28 de janeiro – Dia Nacional de Combate ao Trabalho Escravo
A divulgação dos dados atualizados de 2019 marca o Dia Nacional de Combate ao Trabalho Escravo, que é lembrado em 28 de janeiro. A data homenageia os auditores-fiscais do Trabalho mortos em 28 de janeiro de 2004 quando se deslocavam para uma inspeção em fazendas da região de Unaí (MG), episódio conhecido como a Chacina de Unaí. Os envolvidos nos assassinatos foram condenados, mas 16 anos depois ainda estão recorrendo da sentença em liberdade.
Chacina de Unaí continua impune 16 anos depois
Os Auditores-Fiscais do Trabalho Eratóstenes de Almeida Gonçalves, João Batista Soares Lage e Nelson José da Silva e o motorista Ailton Pereira de Oliveira foram emboscados e mortos durante fiscalização na zona rural de Unaí.
Os responsáveis pela chacina estão em liberdade, apesar de condenações pelo Tribunal do Júri (MG) em 2015. Em 2018, o TRF1 anulou a condenação de Antério Mânica, uma vez que o irmão Norberto Mânica se declarou único mandante. Os intermediários Hugo Alves Pimenta e José Alberto de Castro estão livres em virtude de liminar concedida na 4ª Turma do TRF.

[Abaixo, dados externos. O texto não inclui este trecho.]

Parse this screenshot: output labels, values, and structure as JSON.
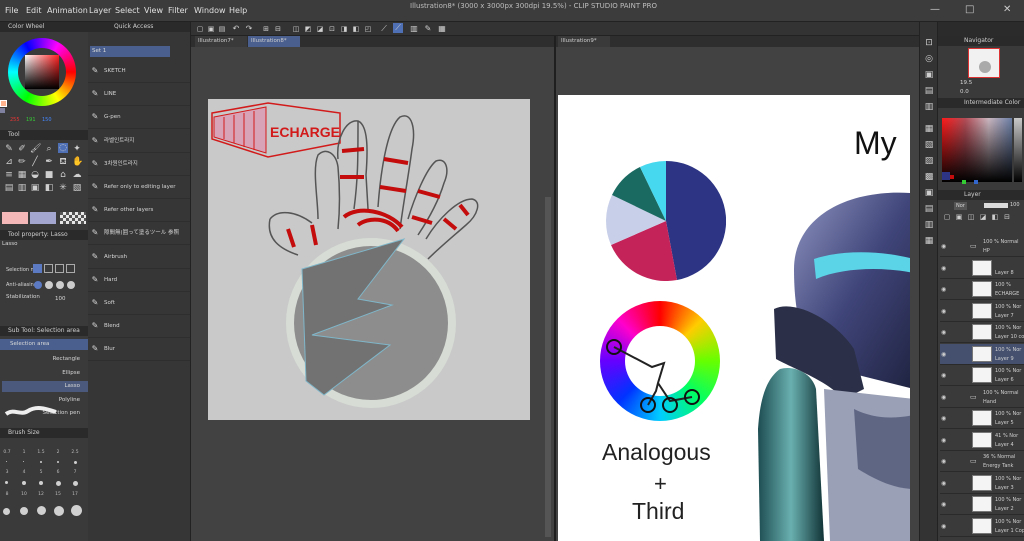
{
  "window": {
    "title": "Illustration8* (3000 x 3000px 300dpi 19.5%) - CLIP STUDIO PAINT PRO",
    "minimize": "—",
    "maximize": "□",
    "close": "✕"
  },
  "menu": [
    "File",
    "Edit",
    "Animation",
    "Layer",
    "Select",
    "View",
    "Filter",
    "Window",
    "Help"
  ],
  "left": {
    "color_wheel": {
      "title": "Color Wheel",
      "r": "255",
      "g": "191",
      "b": "150"
    },
    "tool": {
      "title": "Tool"
    },
    "tool_property": {
      "title": "Tool property: Lasso",
      "tool_name": "Lasso",
      "selection_mode": "Selection m",
      "anti_aliasing": "Anti-aliasing",
      "stabilization": "Stabilization",
      "stabilization_value": "100"
    },
    "sub_tool": {
      "title": "Sub Tool: Selection area",
      "group": "Selection area",
      "items": [
        "Rectangle",
        "Ellipse",
        "Lasso",
        "Polyline",
        "Selection pen"
      ]
    },
    "brush_size": {
      "title": "Brush Size",
      "sizes": [
        "0.7",
        "1",
        "1.5",
        "2",
        "2.5",
        "3",
        "4",
        "5",
        "6",
        "7",
        "8",
        "10",
        "12",
        "15",
        "17"
      ]
    }
  },
  "quick_access": {
    "title": "Quick Access",
    "set": "Set 1",
    "items": [
      {
        "label": "SKETCH",
        "icon": "pencil-icon"
      },
      {
        "label": "LINE",
        "icon": "pen-icon"
      },
      {
        "label": "G-pen",
        "icon": "pen-icon"
      },
      {
        "label": "라벨인트라지",
        "icon": "doc-icon"
      },
      {
        "label": "3차원인트라지",
        "icon": "doc-icon"
      },
      {
        "label": "Refer only to editing layer",
        "icon": "fill-icon"
      },
      {
        "label": "Refer other layers",
        "icon": "fill-icon"
      },
      {
        "label": "隙間無(囲って塗るツール 参照",
        "icon": "fill-icon"
      },
      {
        "label": "Airbrush",
        "icon": "airbrush-icon"
      },
      {
        "label": "Hard",
        "icon": "brush-icon"
      },
      {
        "label": "Soft",
        "icon": "brush-icon"
      },
      {
        "label": "Blend",
        "icon": "blend-icon"
      },
      {
        "label": "Blur",
        "icon": "blur-icon"
      }
    ]
  },
  "canvas_tabs": {
    "left": [
      "Illustration7*",
      "Illustration8*"
    ],
    "right": [
      "Illustration9*"
    ]
  },
  "canvas": {
    "logo_text": "ECHARGE"
  },
  "reference": {
    "title_partial": "My",
    "harmony_label_1": "Analogous",
    "harmony_label_2": "+",
    "harmony_label_3": "Third"
  },
  "navigator": {
    "title": "Navigator",
    "zoom": "19.5",
    "angle": "0.0"
  },
  "intermediate_color": {
    "title": "Intermediate Color"
  },
  "layer_panel": {
    "title": "Layer",
    "blend": "Nor",
    "opacity": "100",
    "rows": [
      {
        "type": "folder",
        "lab1": "100 % Normal",
        "lab2": "HP"
      },
      {
        "type": "layer",
        "lab1": "",
        "lab2": "Layer 8"
      },
      {
        "type": "layer",
        "lab1": "100 %",
        "lab2": "ECHARGE"
      },
      {
        "type": "layer",
        "lab1": "100 % Nor",
        "lab2": "Layer 7"
      },
      {
        "type": "layer",
        "lab1": "100 % Nor",
        "lab2": "Layer 10 co"
      },
      {
        "type": "layer",
        "lab1": "100 % Nor",
        "lab2": "Layer 9"
      },
      {
        "type": "layer",
        "lab1": "100 % Nor",
        "lab2": "Layer 6"
      },
      {
        "type": "folder",
        "lab1": "100 % Normal",
        "lab2": "Hand"
      },
      {
        "type": "layer",
        "lab1": "100 % Nor",
        "lab2": "Layer 5"
      },
      {
        "type": "layer",
        "lab1": "41 % Nor",
        "lab2": "Layer 4"
      },
      {
        "type": "folder",
        "lab1": "36 % Normal",
        "lab2": "Energy Tank"
      },
      {
        "type": "layer",
        "lab1": "100 % Nor",
        "lab2": "Layer 3"
      },
      {
        "type": "layer",
        "lab1": "100 % Nor",
        "lab2": "Layer 2"
      },
      {
        "type": "layer",
        "lab1": "100 % Nor",
        "lab2": "Layer 1 Copy"
      }
    ]
  },
  "colors": {
    "accent": "#3f88e0",
    "canvas_bg": "#c9c9c9",
    "red": "#c40c0c",
    "pie_navy": "#2c3483",
    "pie_pink": "#c4235a",
    "pie_lavender": "#c8cfe8",
    "pie_teal": "#1b6a62",
    "pie_cyan": "#46d8ee"
  }
}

Sobre Antério Mânico, ele é ex-prefeito de Unaí pelo PSDB por dois mandatos (2005 a 2008 e 2009 a 2012), tendo sido condenado a uma pena de 100 anos de prisão em 2015 por um Tribunal de Juri.
Protesto – Sinait
O grito de protesto “Justiça que tarda, falha!” norteou os discursos indignados no Ato Público que marcou os 16 anos da Chacina de Unaí, lembrado neste dia 28 de janeiro. O evento ocorreu na manhã de segunda-feira (27), em frente ao Tribunal Regional Federal da 1ª Região – TRF1, em Brasília (DF). O ato foi organizado pelo Sindicato Nacional dos Auditores Fiscais do Trabalho (Sinait).
Nesta luta contra a escravidão, fica mais do que claro o quanto o servidor público é importante para o Brasil, para as pessoas mais simples e sem recursos, para o Estado brasileiro e a sociedade.
Aqueles que assassinam agentes públicos na defesa dos direitos da sociedade, da coletividade, passam uma mensagem de que estão ‘acima da lei’, o que é inadmissível. Um crime como este deve ser punido com rigor para mostrar que a lei se aplica a todos e que a fiscalização do trabalho tem o respaldo de todo o estado no combate ao trabalho escravo.
Esse crime e a impunidade são a caricatura do nosso atraso como civilização expressa na rede de poder político e na posse da terra e o que ela representa sociologicamente no país.